How many lawyers does it take to screw in a lightbulb? That’s the joke behind a new marketing video from the Minneapolis law firm Nilan Johnson Lewis. But is the joke on the firm?
Here’s the set-up: In an office-building lobby, a maintenance worker uses a pole to reach into a ceiling fixture and unscrew a presumably blown-out lightbulb. As he removes it, a group of five lawyers enters the lobby. One, talking on his mobile phone as he eyes the worker, says, “Wait a second, I got to take care of something right now.” With that, he reaches into his briefcase, pulls out a replacement bulb and takes the pole from the worker. Then, all five lawyers grab the pole and walk in unison in a circle, collectively screwing in the bulb. As they do, the words appear, “Team vs. Individual,” followed by, “We work together, so we win together.”
Yes, collaboration is a good thing. But not a good thing, at least in the eyes of the clients who pay the bills, is redundancy.
I understand that this video is tongue-in-cheek. According to an email I received, it represents “the latest in a long string of innovative marketing campaigns laced with subtle humor and the firm’s willingness to poke fun at itself.”

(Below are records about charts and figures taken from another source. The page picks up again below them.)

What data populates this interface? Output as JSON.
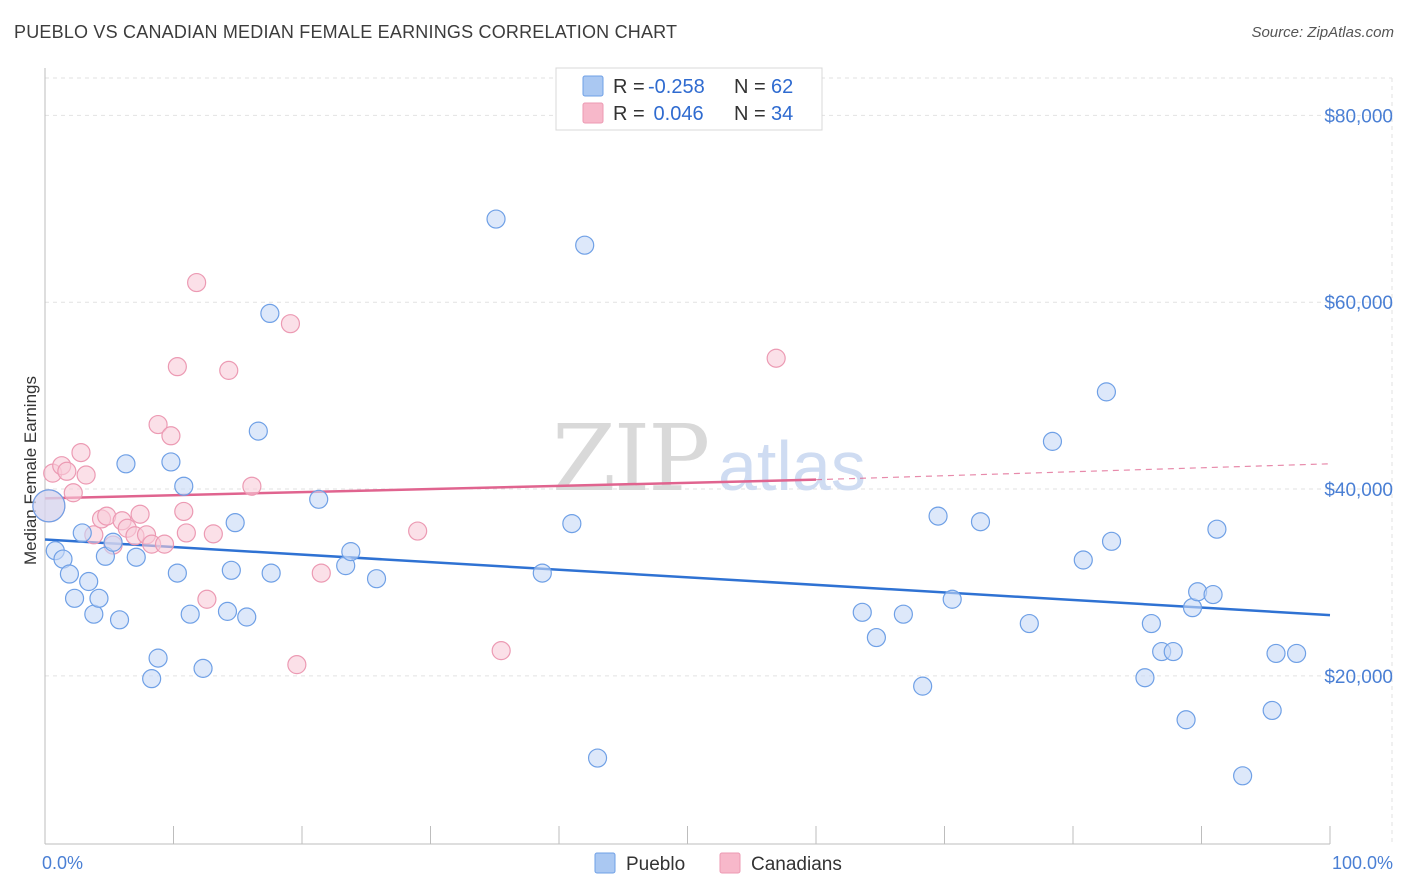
{
  "title": "PUEBLO VS CANADIAN MEDIAN FEMALE EARNINGS CORRELATION CHART",
  "source": "Source: ZipAtlas.com",
  "watermark": {
    "part1": "ZIP",
    "part2": "atlas"
  },
  "legend_top": [
    {
      "r_label": "R =",
      "r_value": "-0.258",
      "n_label": "N =",
      "n_value": "62",
      "color": "#aac8f2"
    },
    {
      "r_label": "R =",
      "r_value": " 0.046",
      "n_label": "N =",
      "n_value": "34",
      "color": "#f7b8ca"
    }
  ],
  "legend_bottom": [
    {
      "label": "Pueblo",
      "color": "#aac8f2"
    },
    {
      "label": "Canadians",
      "color": "#f7b8ca"
    }
  ],
  "chart_data": {
    "type": "scatter",
    "title": "PUEBLO VS CANADIAN MEDIAN FEMALE EARNINGS CORRELATION CHART",
    "xlabel": "",
    "ylabel": "Median Female Earnings",
    "xlim": [
      0,
      100
    ],
    "ylim": [
      2000,
      84000
    ],
    "x_tick_labels": [
      "0.0%",
      "100.0%"
    ],
    "y_ticks": [
      20000,
      40000,
      60000,
      80000
    ],
    "y_tick_labels": [
      "$20,000",
      "$40,000",
      "$60,000",
      "$80,000"
    ],
    "grid": "horizontal dashed",
    "legend_position": "top-center",
    "series": [
      {
        "name": "Pueblo",
        "color": "#6fa0e6",
        "fill": "#c6d9f6",
        "trend": {
          "x": [
            0,
            100
          ],
          "y": [
            34600,
            26500
          ],
          "color": "#2f72d3"
        },
        "points": [
          [
            0.3,
            38200
          ],
          [
            0.8,
            33400
          ],
          [
            1.4,
            32500
          ],
          [
            1.9,
            30900
          ],
          [
            2.3,
            28300
          ],
          [
            2.9,
            35300
          ],
          [
            3.4,
            30100
          ],
          [
            3.8,
            26600
          ],
          [
            4.2,
            28300
          ],
          [
            4.7,
            32800
          ],
          [
            5.3,
            34300
          ],
          [
            5.8,
            26000
          ],
          [
            6.3,
            42700
          ],
          [
            7.1,
            32700
          ],
          [
            8.3,
            19700
          ],
          [
            8.8,
            21900
          ],
          [
            9.8,
            42900
          ],
          [
            10.3,
            31000
          ],
          [
            10.8,
            40300
          ],
          [
            11.3,
            26600
          ],
          [
            12.3,
            20800
          ],
          [
            14.2,
            26900
          ],
          [
            14.5,
            31300
          ],
          [
            14.8,
            36400
          ],
          [
            15.7,
            26300
          ],
          [
            16.6,
            46200
          ],
          [
            17.5,
            58800
          ],
          [
            17.6,
            31000
          ],
          [
            21.3,
            38900
          ],
          [
            23.4,
            31800
          ],
          [
            23.8,
            33300
          ],
          [
            25.8,
            30400
          ],
          [
            35.1,
            68900
          ],
          [
            38.7,
            31000
          ],
          [
            41.0,
            36300
          ],
          [
            42.0,
            66100
          ],
          [
            43.0,
            11200
          ],
          [
            63.6,
            26800
          ],
          [
            64.7,
            24100
          ],
          [
            66.8,
            26600
          ],
          [
            68.3,
            18900
          ],
          [
            69.5,
            37100
          ],
          [
            70.6,
            28200
          ],
          [
            72.8,
            36500
          ],
          [
            76.6,
            25600
          ],
          [
            78.4,
            45100
          ],
          [
            80.8,
            32400
          ],
          [
            82.6,
            50400
          ],
          [
            83.0,
            34400
          ],
          [
            85.6,
            19800
          ],
          [
            86.1,
            25600
          ],
          [
            86.9,
            22600
          ],
          [
            87.8,
            22600
          ],
          [
            88.8,
            15300
          ],
          [
            89.3,
            27300
          ],
          [
            89.7,
            29000
          ],
          [
            90.9,
            28700
          ],
          [
            91.2,
            35700
          ],
          [
            93.2,
            9300
          ],
          [
            95.5,
            16300
          ],
          [
            95.8,
            22400
          ],
          [
            97.4,
            22400
          ]
        ]
      },
      {
        "name": "Canadians",
        "color": "#ec9ab3",
        "fill": "#f9ccd9",
        "trend": {
          "x": [
            0,
            60
          ],
          "y": [
            39000,
            41000
          ],
          "dashed_to": {
            "x": 100,
            "y": 42700
          },
          "color": "#e0648f"
        },
        "points": [
          [
            0.3,
            38200
          ],
          [
            0.6,
            41700
          ],
          [
            1.3,
            42500
          ],
          [
            1.7,
            41900
          ],
          [
            2.2,
            39600
          ],
          [
            2.8,
            43900
          ],
          [
            3.2,
            41500
          ],
          [
            3.8,
            35100
          ],
          [
            4.4,
            36800
          ],
          [
            4.8,
            37100
          ],
          [
            5.3,
            34000
          ],
          [
            6.0,
            36600
          ],
          [
            6.4,
            35800
          ],
          [
            7.0,
            35000
          ],
          [
            7.4,
            37300
          ],
          [
            7.9,
            35100
          ],
          [
            8.3,
            34100
          ],
          [
            8.8,
            46900
          ],
          [
            9.3,
            34100
          ],
          [
            9.8,
            45700
          ],
          [
            10.3,
            53100
          ],
          [
            10.8,
            37600
          ],
          [
            11.0,
            35300
          ],
          [
            11.8,
            62100
          ],
          [
            12.6,
            28200
          ],
          [
            13.1,
            35200
          ],
          [
            14.3,
            52700
          ],
          [
            16.1,
            40300
          ],
          [
            19.1,
            57700
          ],
          [
            19.6,
            21200
          ],
          [
            21.5,
            31000
          ],
          [
            29.0,
            35500
          ],
          [
            35.5,
            22700
          ],
          [
            56.9,
            54000
          ]
        ]
      }
    ]
  }
}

I like humor. Really I do. But even if the firm’s intent was to poke fun at itself, at what cost? Is the predominant message here a positive one? Isn’t the message, “Our firm will use five people to do the work of one”? The fact of the matter is, it doesn’t and shouldn’t take five lawyers to change a light bulb. If that’s how many lawyers you use to change a light bulb, how many are you going to send to a deposition?
Not to mention, the poor worker whose job it was to change the bulb appeared to be handling it just fine until the lawyers took it over. So the secondary message is, “We grab control without being asked of things that aren’t our business in the first place.”

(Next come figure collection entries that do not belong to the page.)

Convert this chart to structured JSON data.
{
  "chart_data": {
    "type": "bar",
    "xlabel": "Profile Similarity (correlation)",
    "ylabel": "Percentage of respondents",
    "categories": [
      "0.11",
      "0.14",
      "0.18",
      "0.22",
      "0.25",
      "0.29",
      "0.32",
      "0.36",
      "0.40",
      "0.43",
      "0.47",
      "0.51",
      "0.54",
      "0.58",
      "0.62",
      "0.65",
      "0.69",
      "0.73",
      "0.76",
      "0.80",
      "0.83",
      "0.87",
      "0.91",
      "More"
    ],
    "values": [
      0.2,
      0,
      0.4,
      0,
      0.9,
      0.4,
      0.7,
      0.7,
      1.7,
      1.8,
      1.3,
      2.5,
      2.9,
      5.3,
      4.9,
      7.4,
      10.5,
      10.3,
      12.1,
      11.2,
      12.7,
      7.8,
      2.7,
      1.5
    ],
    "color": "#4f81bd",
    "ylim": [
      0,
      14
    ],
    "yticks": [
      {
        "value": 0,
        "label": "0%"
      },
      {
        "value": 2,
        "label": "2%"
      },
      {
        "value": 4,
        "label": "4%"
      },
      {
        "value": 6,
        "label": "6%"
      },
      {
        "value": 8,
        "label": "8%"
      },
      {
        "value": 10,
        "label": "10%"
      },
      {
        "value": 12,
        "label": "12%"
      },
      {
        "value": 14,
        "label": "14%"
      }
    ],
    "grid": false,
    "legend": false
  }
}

I feel bad when a legal marketer brings something to my attention with obvious pride in what they’ve done, only to find myself disagreeing. To me, this video is funny only until you stop to think about it–or perhaps I should say, until a potential client stops to think about it.
Ah, but this post is not all sour grapes. The video was produced as part of a broader relaunch of the firm’s website and messaging. Here, the firm has succeeded. I have not gone back and looked at the firm’s former website, but its new site is nicely designed with strong messaging, simple navigation and good writing. I would rethink the video if I were them, but the website is a keeper.
Am I wrong about this video? What do you think?